Usuários do metrô do Recife. Foto: Reprodução/TV Globo
A Companhia Brasileira de Trens Urbanos (CBTU) enviou um ofício ao Ministério das Cidades expressando preocupação com o risco de paralisação das operações dos trens urbanos nas regiões metropolitanas onde atua, incluindo o Metrô do Recife, que transporta cerca de 160 mil pessoas diariamente na Região Metropolitana, como informa Roberta Soares da Coluna Mobilidade, do Jornal do Commercio.
Segundo a CBTU, a principal causa da possível interrupção é a insuficiência de recursos previstos no Projeto de Lei Orçamentária Anual (PLOA) de 2025. A Coluna de Mobilidade apura que caso não haja mudanças, os quatro sistemas ainda administrados pela Companhia poderão ser desativados até o fim de agosto de 2025. O processo de paralisação pode começar já em julho de 2025.
No ofício obtido pela Coluna, o diretor-presidente da CBTU afirmou que, nos últimos anos, os recursos destinados à Companhia têm sido insuficientes tanto para o custeio operacional quanto para os investimentos necessários. O custeio envolve as despesas básicas de operação, sem incluir investimentos e pagamento de folha de pessoal.

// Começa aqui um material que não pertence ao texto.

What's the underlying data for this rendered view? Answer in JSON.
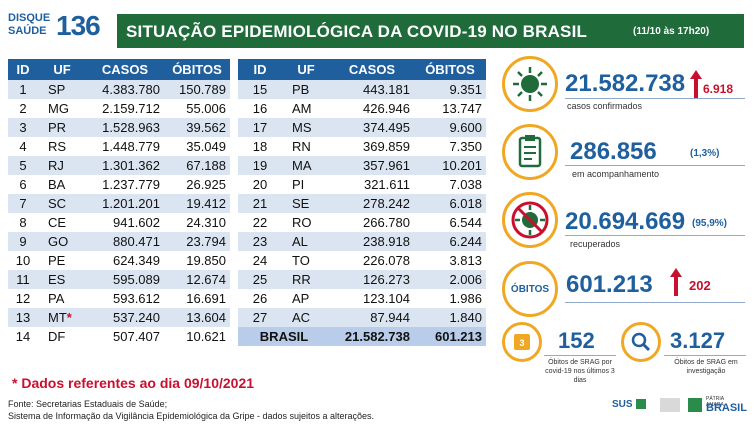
{
  "logo": {
    "top": "DISQUE",
    "bottom": "SAÚDE",
    "number": "136"
  },
  "header": {
    "title": "SITUAÇÃO EPIDEMIOLÓGICA DA COVID-19 NO BRASIL",
    "date": "(11/10 às 17h20)"
  },
  "table_headers": [
    "ID",
    "UF",
    "CASOS",
    "ÓBITOS"
  ],
  "table_left": [
    {
      "id": "1",
      "uf": "SP",
      "casos": "4.383.780",
      "obitos": "150.789"
    },
    {
      "id": "2",
      "uf": "MG",
      "casos": "2.159.712",
      "obitos": "55.006"
    },
    {
      "id": "3",
      "uf": "PR",
      "casos": "1.528.963",
      "obitos": "39.562"
    },
    {
      "id": "4",
      "uf": "RS",
      "casos": "1.448.779",
      "obitos": "35.049"
    },
    {
      "id": "5",
      "uf": "RJ",
      "casos": "1.301.362",
      "obitos": "67.188"
    },
    {
      "id": "6",
      "uf": "BA",
      "casos": "1.237.779",
      "obitos": "26.925"
    },
    {
      "id": "7",
      "uf": "SC",
      "casos": "1.201.201",
      "obitos": "19.412"
    },
    {
      "id": "8",
      "uf": "CE",
      "casos": "941.602",
      "obitos": "24.310"
    },
    {
      "id": "9",
      "uf": "GO",
      "casos": "880.471",
      "obitos": "23.794"
    },
    {
      "id": "10",
      "uf": "PE",
      "casos": "624.349",
      "obitos": "19.850"
    },
    {
      "id": "11",
      "uf": "ES",
      "casos": "595.089",
      "obitos": "12.674"
    },
    {
      "id": "12",
      "uf": "PA",
      "casos": "593.612",
      "obitos": "16.691"
    },
    {
      "id": "13",
      "uf": "MT",
      "casos": "537.240",
      "obitos": "13.604"
    },
    {
      "id": "14",
      "uf": "DF",
      "casos": "507.407",
      "obitos": "10.621"
    }
  ],
  "table_right": [
    {
      "id": "15",
      "uf": "PB",
      "casos": "443.181",
      "obitos": "9.351"
    },
    {
      "id": "16",
      "uf": "AM",
      "casos": "426.946",
      "obitos": "13.747"
    },
    {
      "id": "17",
      "uf": "MS",
      "casos": "374.495",
      "obitos": "9.600"
    },
    {
      "id": "18",
      "uf": "RN",
      "casos": "369.859",
      "obitos": "7.350"
    },
    {
      "id": "19",
      "uf": "MA",
      "casos": "357.961",
      "obitos": "10.201"
    },
    {
      "id": "20",
      "uf": "PI",
      "casos": "321.611",
      "obitos": "7.038"
    },
    {
      "id": "21",
      "uf": "SE",
      "casos": "278.242",
      "obitos": "6.018"
    },
    {
      "id": "22",
      "uf": "RO",
      "casos": "266.780",
      "obitos": "6.544"
    },
    {
      "id": "23",
      "uf": "AL",
      "casos": "238.918",
      "obitos": "6.244"
    },
    {
      "id": "24",
      "uf": "TO",
      "casos": "226.078",
      "obitos": "3.813"
    },
    {
      "id": "25",
      "uf": "RR",
      "casos": "126.273",
      "obitos": "2.006"
    },
    {
      "id": "26",
      "uf": "AP",
      "casos": "123.104",
      "obitos": "1.986"
    },
    {
      "id": "27",
      "uf": "AC",
      "casos": "87.944",
      "obitos": "1.840"
    }
  ],
  "total": {
    "label": "BRASIL",
    "casos": "21.582.738",
    "obitos": "601.213"
  },
  "star": "*",
  "stats": {
    "confirmados": {
      "value": "21.582.738",
      "label": "casos confirmados",
      "delta": "6.918"
    },
    "acompanhamento": {
      "value": "286.856",
      "label": "em acompanhamento",
      "pct": "(1,3%)"
    },
    "recuperados": {
      "value": "20.694.669",
      "label": "recuperados",
      "pct": "(95,9%)"
    },
    "obitos": {
      "tag": "ÓBITOS",
      "value": "601.213",
      "delta": "202"
    },
    "srag_covid": {
      "value": "152",
      "label": "Óbitos de SRAG por covid-19 nos últimos 3 dias"
    },
    "srag_investigacao": {
      "value": "3.127",
      "label": "Óbitos de SRAG em investigação"
    }
  },
  "note": "* Dados referentes ao dia 09/10/2021",
  "fonte_1": "Fonte: Secretarias Estaduais de Saúde;",
  "fonte_2": "Sistema de Informação da Vigilância Epidemiológica da Gripe - dados sujeitos a alterações.",
  "footer": {
    "sus": "SUS",
    "brasil_top": "PÁTRIA AMADA",
    "brasil": "BRASIL"
  },
  "colors": {
    "header_green": "#1f6b3a",
    "table_blue": "#1f5f9e",
    "accent_orange": "#f0a824",
    "alert_red": "#c8102e"
  }
}
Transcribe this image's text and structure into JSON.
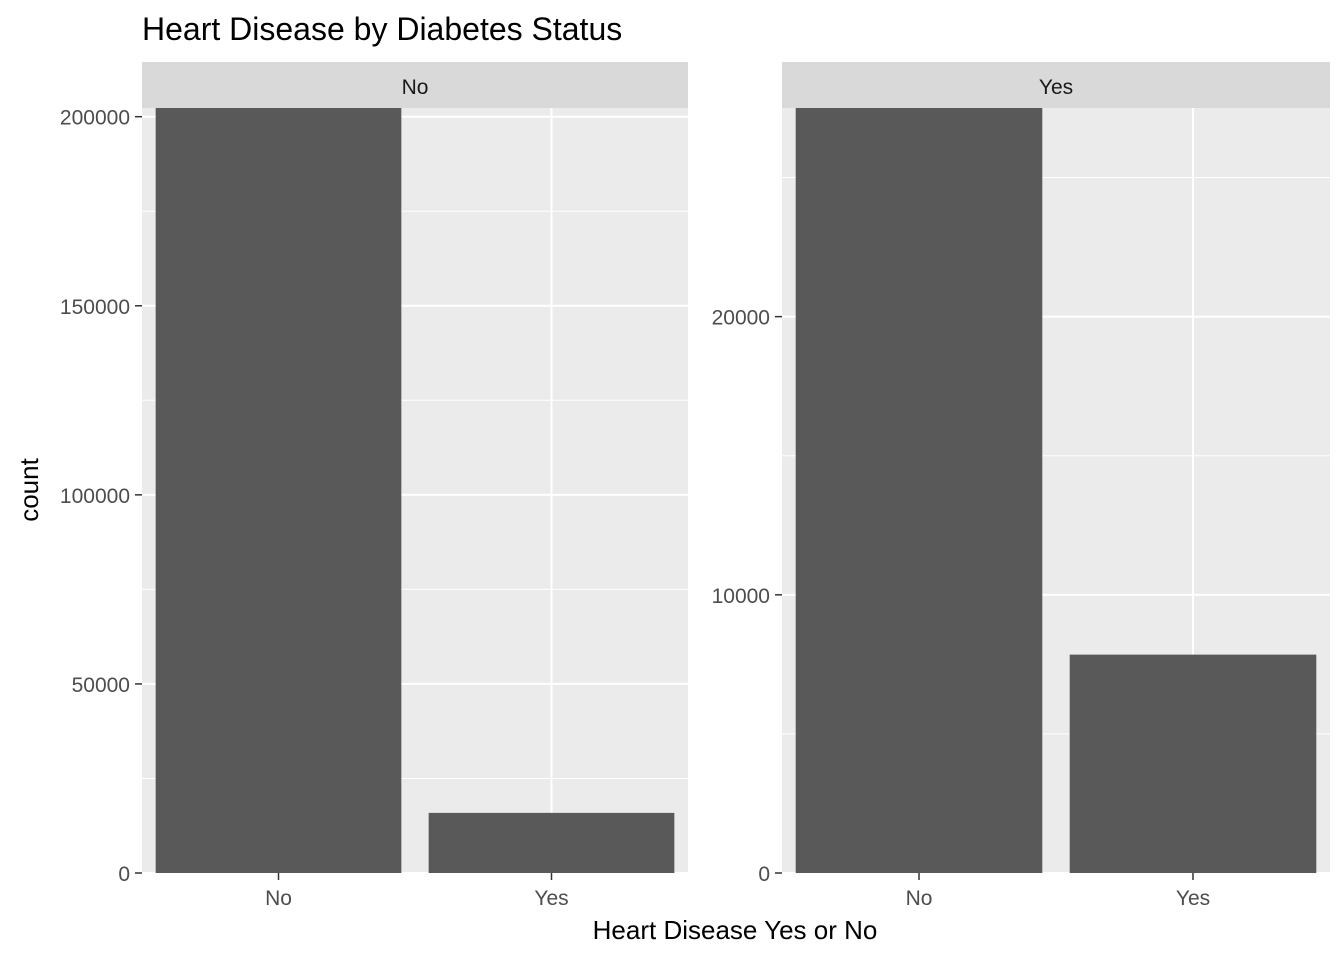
{
  "chart_data": {
    "type": "bar",
    "title": "Heart Disease by Diabetes Status",
    "xlabel": "Heart Disease Yes or No",
    "ylabel": "count",
    "categories": [
      "No",
      "Yes"
    ],
    "facet_variable_levels": [
      "No",
      "Yes"
    ],
    "grid": true,
    "colors": {
      "bar": "#595959",
      "panel_bg": "#ebebeb",
      "strip_bg": "#d9d9d9",
      "grid_line": "#ffffff"
    },
    "panels": [
      {
        "strip_label": "No",
        "categories": [
          "No",
          "Yes"
        ],
        "values": [
          202300,
          15900
        ],
        "ylim": [
          0,
          202300
        ],
        "y_ticks": [
          0,
          50000,
          100000,
          150000,
          200000
        ],
        "y_tick_labels": [
          "0",
          "50000",
          "100000",
          "150000",
          "200000"
        ]
      },
      {
        "strip_label": "Yes",
        "categories": [
          "No",
          "Yes"
        ],
        "values": [
          27500,
          7850
        ],
        "ylim": [
          0,
          27500
        ],
        "y_ticks": [
          0,
          10000,
          20000
        ],
        "y_tick_labels": [
          "0",
          "10000",
          "20000"
        ]
      }
    ]
  }
}
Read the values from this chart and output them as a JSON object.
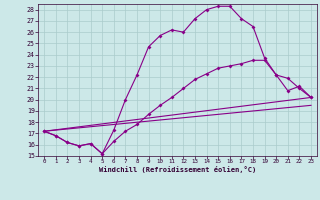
{
  "xlabel": "Windchill (Refroidissement éolien,°C)",
  "background_color": "#cce8e8",
  "grid_color": "#aacccc",
  "line_color": "#880088",
  "xlim": [
    -0.5,
    23.5
  ],
  "ylim": [
    15,
    28.5
  ],
  "xticks": [
    0,
    1,
    2,
    3,
    4,
    5,
    6,
    7,
    8,
    9,
    10,
    11,
    12,
    13,
    14,
    15,
    16,
    17,
    18,
    19,
    20,
    21,
    22,
    23
  ],
  "yticks": [
    15,
    16,
    17,
    18,
    19,
    20,
    21,
    22,
    23,
    24,
    25,
    26,
    27,
    28
  ],
  "line1_x": [
    0,
    1,
    2,
    3,
    4,
    5,
    6,
    7,
    8,
    9,
    10,
    11,
    12,
    13,
    14,
    15,
    16,
    17,
    18,
    19,
    20,
    21,
    22,
    23
  ],
  "line1_y": [
    17.2,
    16.8,
    16.2,
    15.9,
    16.1,
    15.2,
    17.3,
    20.0,
    22.2,
    24.7,
    25.7,
    26.2,
    26.0,
    27.2,
    28.0,
    28.3,
    28.3,
    27.2,
    26.5,
    23.7,
    22.2,
    20.8,
    21.2,
    20.2
  ],
  "line2_x": [
    0,
    1,
    2,
    3,
    4,
    5,
    6,
    7,
    8,
    9,
    10,
    11,
    12,
    13,
    14,
    15,
    16,
    17,
    18,
    19,
    20,
    21,
    22,
    23
  ],
  "line2_y": [
    17.2,
    16.8,
    16.2,
    15.9,
    16.1,
    15.2,
    16.3,
    17.2,
    17.8,
    18.7,
    19.5,
    20.2,
    21.0,
    21.8,
    22.3,
    22.8,
    23.0,
    23.2,
    23.5,
    23.5,
    22.2,
    21.9,
    21.0,
    20.2
  ],
  "line3_x": [
    0,
    23
  ],
  "line3_y": [
    17.2,
    20.2
  ],
  "line4_x": [
    0,
    23
  ],
  "line4_y": [
    17.2,
    19.5
  ]
}
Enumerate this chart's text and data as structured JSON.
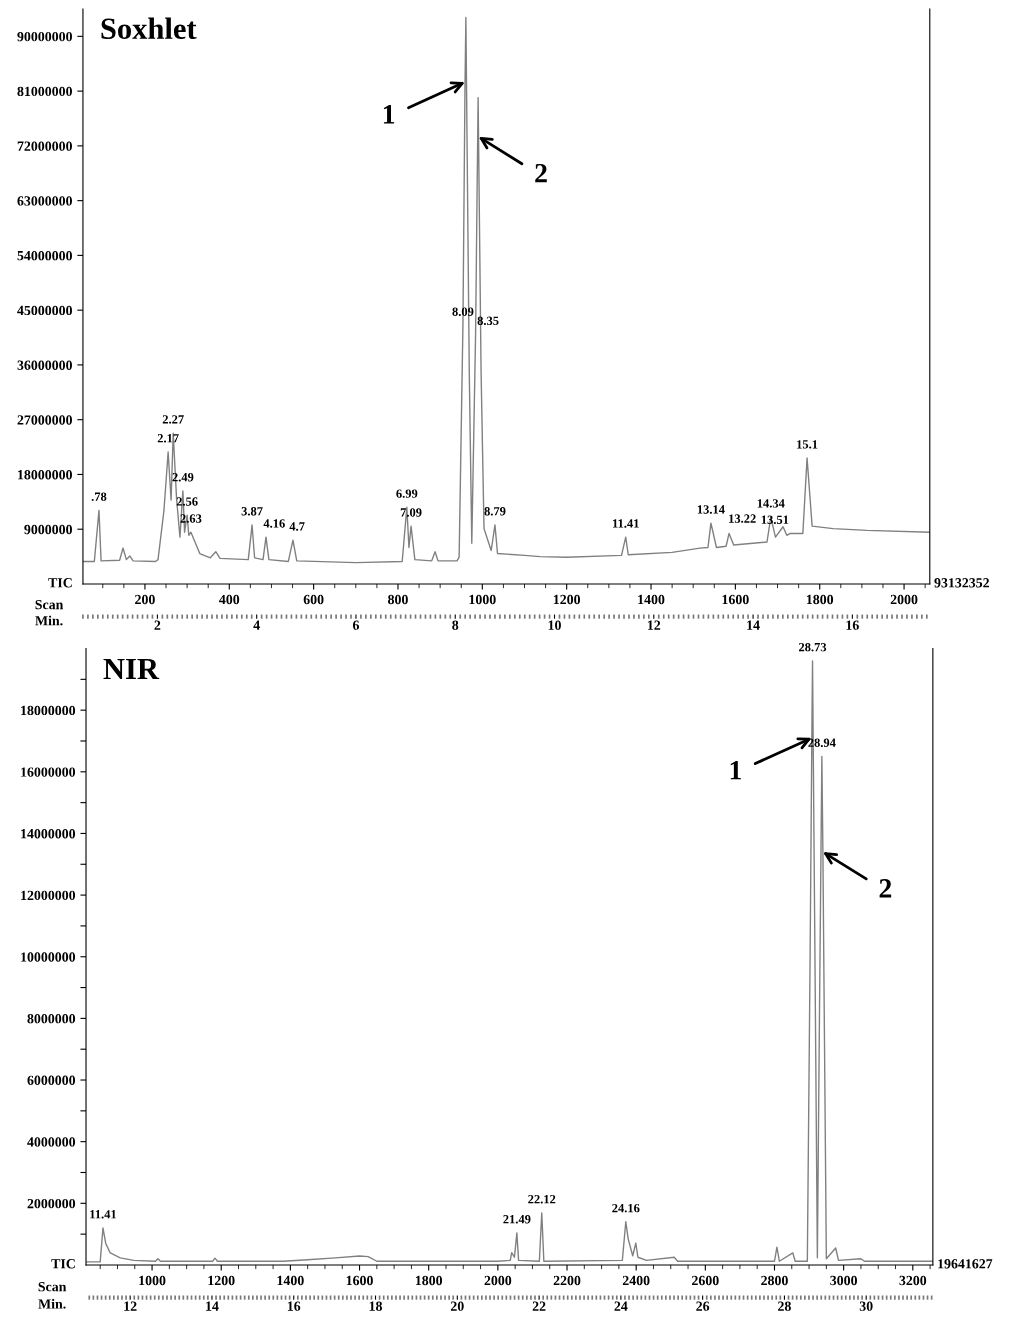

A CBTU destacou que as restrições orçamentárias já causaram prejuízos aos sistemas fixos, materiais rodantes, superestrutura e via permanente, além de afetarem o estoque de peças de reposição e provocarem o sucateamento de equipamentos. A redução progressiva de contratos essenciais também foi apontada como um fator agravante.
O cenário para 2025 é ainda mais preocupante.
“A situação para 2025 é ainda mais crítica. Em 2024, o orçamento de custeio liberado e executado foi de R$ 216 milhões. No entanto, para 2025, o orçamento aprovado é de apenas R$ 165 milhões. A CBTU estima que a necessidade real para garantir o funcionamento operacional mínimo até dezembro de 2025, considerando reajustes e repactuações de contratos contínuos, é de aproximadamente R$ 260 milhões”, informou a Companhia.
Ainda de acordo com o documento, a diretoria executiva da CBTU se reuniu com o Secretário-Executivo do Ministério das Cidades em fevereiro deste ano, quando foi decidido aguardar a votação da Lei Orçamentária Anual (LOA) de 2025 para definição do orçamento final. No entanto, até o momento, não houve avanço.
Mesmo diante das dificuldades, a Companhia afirmou já ter elaborado um plano de contingência que inclui a redução de contratos, adiamento de pagamentos e suspensão de novos contratos e aquisições de materiais e serviços.
Da redação do Portal com informações da Coluna de Mobilidade do Jornal do Commercio.